Yesterday I struggled to remember something I'd intended to mention during a phone conversation.  If I don't write it down ahead of time, it's a hit-or-miss proposition.

Same thing for those great thoughts I might have while I'm driving, or when I awaken at 3 AM.  When I arrive at my destination, or get up at 7, those thoughts have flown the coop.  The science is clear:  Using mnemonic techniques can help us cage those flighty birds.  Even in the 21st century, mnemonics have a place.

In Introductory Psychology, students learn about a method used by the ancient Greeks:  associating things to remember with locations or objects in a consistent sequence.  You might imagine walking around your living room, noting landmarks like a lamp, an end table, a sofa, etc. To remember that you want to attend your niece's trombone recital, you picture a horn sticking out of your lamp.  (The weirder the image, the better.)  For a whole list of things to remember, just add associations to the standard landmarks, in order.

With smartphones and all the rest of our high-tech doo-dads, do we really need mnemonic devices?  Not as much as the ancient Greeks, surely.  But they still come in handy surprisingly often, and the skill is a useful one to develop.

I could summarize some of the extensive data showing that these methods really work.  But instead, I want to focus on why we use them.  And that's--consequences!  I can personally testify how annoyed I get when I think I'll remember something and I don't.  Ouch.  Conversely, when I take the extra time to use a mnemonic technique, how rewarding when it works--and how much more likely I am to use it again.  Even a simple method, like saying out loud what I want to remember, does take extra time and effort.  It's a choice:  a more effortful behavior with the likely consequence of a longer-lasting memory, versus just hoping for the best and (all too often) forgetting.  Those darned delays are an inherent part of these particular choices, exerting their usual drag.  But over time, we can learn to remember--given enough consequences.


  1. Good post, Susan!

    Are you familiar with the book "Moonwalking with Einstein?"

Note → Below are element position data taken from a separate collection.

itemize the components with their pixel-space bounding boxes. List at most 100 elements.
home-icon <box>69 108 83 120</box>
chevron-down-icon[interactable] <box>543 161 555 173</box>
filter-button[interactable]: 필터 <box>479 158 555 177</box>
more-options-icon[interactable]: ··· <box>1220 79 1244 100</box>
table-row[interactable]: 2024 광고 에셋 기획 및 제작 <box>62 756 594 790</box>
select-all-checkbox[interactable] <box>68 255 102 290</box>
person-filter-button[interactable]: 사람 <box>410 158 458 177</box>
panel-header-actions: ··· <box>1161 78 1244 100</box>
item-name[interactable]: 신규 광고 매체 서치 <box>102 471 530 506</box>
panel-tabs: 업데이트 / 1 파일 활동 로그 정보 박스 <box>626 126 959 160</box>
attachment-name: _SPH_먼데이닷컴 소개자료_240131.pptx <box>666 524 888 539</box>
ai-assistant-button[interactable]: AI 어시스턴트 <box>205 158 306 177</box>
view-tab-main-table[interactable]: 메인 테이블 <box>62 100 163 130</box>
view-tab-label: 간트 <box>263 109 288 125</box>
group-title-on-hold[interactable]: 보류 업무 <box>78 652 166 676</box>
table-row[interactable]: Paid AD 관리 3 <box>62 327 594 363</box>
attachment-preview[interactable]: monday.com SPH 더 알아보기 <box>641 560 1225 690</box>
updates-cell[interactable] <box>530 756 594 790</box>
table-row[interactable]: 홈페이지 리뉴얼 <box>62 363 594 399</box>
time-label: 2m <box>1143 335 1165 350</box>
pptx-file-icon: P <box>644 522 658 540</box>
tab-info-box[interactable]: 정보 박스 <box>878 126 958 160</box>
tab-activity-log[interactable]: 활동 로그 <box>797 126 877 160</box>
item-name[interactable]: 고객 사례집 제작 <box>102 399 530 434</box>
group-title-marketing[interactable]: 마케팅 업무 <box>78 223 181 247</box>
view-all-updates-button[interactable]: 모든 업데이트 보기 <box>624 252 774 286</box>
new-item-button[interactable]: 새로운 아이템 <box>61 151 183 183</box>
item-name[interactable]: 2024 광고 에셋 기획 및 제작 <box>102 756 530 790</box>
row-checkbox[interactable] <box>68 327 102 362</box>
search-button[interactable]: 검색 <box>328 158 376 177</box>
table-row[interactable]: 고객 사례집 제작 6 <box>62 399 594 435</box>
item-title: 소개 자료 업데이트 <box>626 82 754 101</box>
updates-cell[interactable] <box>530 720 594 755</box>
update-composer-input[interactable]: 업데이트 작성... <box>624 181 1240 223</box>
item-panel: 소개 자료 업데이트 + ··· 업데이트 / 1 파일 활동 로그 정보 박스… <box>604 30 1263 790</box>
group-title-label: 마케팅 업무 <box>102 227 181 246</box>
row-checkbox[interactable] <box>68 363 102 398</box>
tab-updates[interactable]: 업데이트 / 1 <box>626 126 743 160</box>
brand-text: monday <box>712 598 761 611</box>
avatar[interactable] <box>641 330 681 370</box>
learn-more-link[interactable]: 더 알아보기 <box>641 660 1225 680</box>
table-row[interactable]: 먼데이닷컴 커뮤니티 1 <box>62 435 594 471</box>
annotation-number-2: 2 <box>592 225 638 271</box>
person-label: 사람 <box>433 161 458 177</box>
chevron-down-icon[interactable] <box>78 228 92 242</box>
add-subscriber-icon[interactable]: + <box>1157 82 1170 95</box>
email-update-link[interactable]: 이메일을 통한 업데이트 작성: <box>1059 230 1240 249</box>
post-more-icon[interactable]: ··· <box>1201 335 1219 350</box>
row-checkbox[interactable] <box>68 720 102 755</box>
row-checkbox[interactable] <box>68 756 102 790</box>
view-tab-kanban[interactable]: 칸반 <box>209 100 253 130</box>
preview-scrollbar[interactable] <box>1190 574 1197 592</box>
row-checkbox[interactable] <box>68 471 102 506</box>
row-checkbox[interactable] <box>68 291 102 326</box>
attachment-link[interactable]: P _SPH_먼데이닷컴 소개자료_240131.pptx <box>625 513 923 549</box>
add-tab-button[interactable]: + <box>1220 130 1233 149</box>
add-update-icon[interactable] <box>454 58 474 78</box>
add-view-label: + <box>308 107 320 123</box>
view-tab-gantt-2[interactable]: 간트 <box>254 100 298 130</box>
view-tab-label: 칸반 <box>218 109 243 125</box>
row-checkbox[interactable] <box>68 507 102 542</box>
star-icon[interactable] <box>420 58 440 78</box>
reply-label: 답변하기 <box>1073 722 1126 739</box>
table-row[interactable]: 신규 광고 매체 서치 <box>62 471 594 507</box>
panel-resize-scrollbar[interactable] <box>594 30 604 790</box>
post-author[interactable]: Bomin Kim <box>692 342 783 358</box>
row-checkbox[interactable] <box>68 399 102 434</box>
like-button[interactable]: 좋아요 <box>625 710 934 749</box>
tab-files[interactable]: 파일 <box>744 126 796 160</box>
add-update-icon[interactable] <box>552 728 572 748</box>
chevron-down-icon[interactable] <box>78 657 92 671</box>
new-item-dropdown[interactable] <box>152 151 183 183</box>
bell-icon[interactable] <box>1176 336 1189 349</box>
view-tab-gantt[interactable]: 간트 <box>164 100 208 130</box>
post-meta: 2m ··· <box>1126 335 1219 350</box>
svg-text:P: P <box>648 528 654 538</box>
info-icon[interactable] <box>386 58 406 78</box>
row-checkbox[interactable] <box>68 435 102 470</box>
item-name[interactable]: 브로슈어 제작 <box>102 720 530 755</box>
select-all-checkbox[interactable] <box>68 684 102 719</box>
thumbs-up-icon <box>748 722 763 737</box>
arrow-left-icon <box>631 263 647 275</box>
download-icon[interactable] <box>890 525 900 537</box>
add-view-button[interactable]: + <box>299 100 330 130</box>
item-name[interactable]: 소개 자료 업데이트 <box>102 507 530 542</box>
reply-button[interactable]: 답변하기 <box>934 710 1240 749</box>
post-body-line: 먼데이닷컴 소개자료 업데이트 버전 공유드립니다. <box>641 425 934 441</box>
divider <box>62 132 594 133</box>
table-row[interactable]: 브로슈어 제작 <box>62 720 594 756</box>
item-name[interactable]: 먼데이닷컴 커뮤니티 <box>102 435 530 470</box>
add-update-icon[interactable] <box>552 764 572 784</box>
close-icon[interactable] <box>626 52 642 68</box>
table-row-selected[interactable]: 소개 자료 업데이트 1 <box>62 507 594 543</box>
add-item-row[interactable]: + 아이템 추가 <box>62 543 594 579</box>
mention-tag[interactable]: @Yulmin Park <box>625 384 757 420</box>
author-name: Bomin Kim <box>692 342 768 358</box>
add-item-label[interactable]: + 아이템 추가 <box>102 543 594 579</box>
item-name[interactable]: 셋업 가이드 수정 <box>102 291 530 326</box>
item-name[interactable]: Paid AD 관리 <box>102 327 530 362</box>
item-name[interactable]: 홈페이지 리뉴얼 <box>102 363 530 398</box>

    I had no idea of all the mnemonic devices that were developed by the Greeks and others until I read this book last summer. It's an interesting read -- the author is a journalist who spent a year studying for the world memory competition to see if an "average person" could teach himself to compete on the world level.



  2. I hadn't heard of that book, but what a cool idea! Anders Ericsson (mentioned in my book) is one of a number of researchers who have shown that it's quite possible for ordinary people to learn how to develop extraordinary memories--given the proper techniques and strong enough motivation (consequences!). I assume that the author of Moonwalking succeeded in improving his memory? Indeed, I just peeked online and see that he was wildly successful, wow. Thanks for mentioning this.